Desde las prácticas artísticas las relaciones entre arte y trabajo han adoptado formas muy diversas, como describe Julia Bryan-Wilson en su estudio de lo que denomina «realismo ocupacional», en el que analiza las divergencias, de clase, por ejemplo, entre el artista y el trabajador precario, a la vez que da cuenta de los efectos perversos de la nueva clase creativa, caracterizada por su flexibilidad y adaptación extremas. De la resistencia a esa condición comercializable del trabajador creativo da cuenta el trabajo de Alice Creischer que, como artista, profesora, comisaria o activista ha puesto en marcha un sistema que no tiene tanto que ver con la autogestión —trampa de la precariedad—, sino con la propia capacidad instituyente del trabajo. Se trabaja la estructura como parte del contenido del proyecto, de modo que se escamotea la habitual división y capitalización del trabajo cultural por parte de la institución.

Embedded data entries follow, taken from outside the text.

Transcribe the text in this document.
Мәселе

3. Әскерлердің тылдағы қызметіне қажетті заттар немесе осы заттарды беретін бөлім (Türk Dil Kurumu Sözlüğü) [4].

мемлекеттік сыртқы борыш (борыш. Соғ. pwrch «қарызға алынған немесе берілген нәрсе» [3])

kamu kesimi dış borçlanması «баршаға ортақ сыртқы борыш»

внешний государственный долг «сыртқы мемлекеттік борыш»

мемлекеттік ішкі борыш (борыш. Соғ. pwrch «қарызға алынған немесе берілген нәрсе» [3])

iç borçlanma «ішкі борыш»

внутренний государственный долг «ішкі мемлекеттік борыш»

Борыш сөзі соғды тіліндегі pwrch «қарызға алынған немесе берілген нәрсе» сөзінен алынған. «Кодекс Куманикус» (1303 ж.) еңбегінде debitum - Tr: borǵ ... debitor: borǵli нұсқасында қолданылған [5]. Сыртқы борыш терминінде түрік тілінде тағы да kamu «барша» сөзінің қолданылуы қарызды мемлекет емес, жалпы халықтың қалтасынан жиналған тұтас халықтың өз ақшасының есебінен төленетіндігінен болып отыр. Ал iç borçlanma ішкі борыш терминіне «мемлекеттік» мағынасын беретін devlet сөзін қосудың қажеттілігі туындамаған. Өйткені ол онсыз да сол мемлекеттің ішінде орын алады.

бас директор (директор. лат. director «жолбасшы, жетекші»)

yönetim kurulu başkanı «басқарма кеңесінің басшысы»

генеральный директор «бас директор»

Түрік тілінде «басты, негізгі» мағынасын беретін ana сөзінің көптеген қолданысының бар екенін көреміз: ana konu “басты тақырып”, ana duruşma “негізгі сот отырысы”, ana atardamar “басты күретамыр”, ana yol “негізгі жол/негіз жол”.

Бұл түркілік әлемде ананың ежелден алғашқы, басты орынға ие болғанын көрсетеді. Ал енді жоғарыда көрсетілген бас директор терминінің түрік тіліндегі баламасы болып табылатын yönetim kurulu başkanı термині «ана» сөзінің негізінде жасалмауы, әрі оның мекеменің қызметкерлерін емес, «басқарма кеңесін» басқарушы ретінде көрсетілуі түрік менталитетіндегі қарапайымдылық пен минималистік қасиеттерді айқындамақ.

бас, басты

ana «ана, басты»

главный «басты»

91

Desde otro punto de vista Theaster Gates plantea la pérdida de poder comunitario y local que implica la desaparición del trabajo «territorializado» y de los saberes locales, lo que de nuevo nos aboca a una colonización financiera, mediática y publicitaria de la ciudad, que no tiene en cuenta los procesos de identificación de los habitantes históricos de la misma. En la restauración de un valor inmaterial se dirime esa pérdida, que reaparece como memoria. Ahlam Shibli, en un movimiento que podría plantearse como el reverso del trabajo de Gates, plantea en su serie Heimat (hogar) una reterritorialización, la que produce la migración, en su creación de lazos de pertenencia en un lugar desconocido.
Si la máquina capitalista computacional se caracteriza por no parar nunca, si nuestra atención se atomiza en miles de miradas de reojo, quizá lo mejor sea desenchufar la máquina, desconectarse, no hacer nada, dormir, como nos propone Mladen Stilinović. Subvertir la máquina, no producir, no generar plusvalía. Isidoro Valcárcel Medina, otro artista que se protege de los tentáculos de los mercados, nos propone una lectura «trabajosa» de la obra de Cervantes Los trabajos de Persiles y Segismunda, dando fe de su acción mediante un registro sui generis de sus personajes. Mientras que Anna Manubens nos propone reconocer «aquello que nos trabaja», lo que literalmente nos ocupa, para poder enfrentar el mundo desde lo que nos conforma y nos acciona, frente a lo que nos coacciona y coloniza.
En las décadas de los setenta y ochenta Darcy Lange utilizó la imagen fílmica como dispositivo dialógico para mostrarnos un retrato autoconsciente de la clase trabajadora, permitiendo, como apunta Mercedes Vicente, que esta hablara en su propio nombre sin descuidar el reconocimiento recíproco y las relaciones sociales que se establecen a los dos lados de la cámara. En este sentido, hoy solo podremos hablar de nuevo en nuestro nombre si, como sociedad, somos capaces de reprogramar la máquina global, la distribución de los recursos, el tiempo de trabajo y la relación amable entre trabajo y vida cotidiana.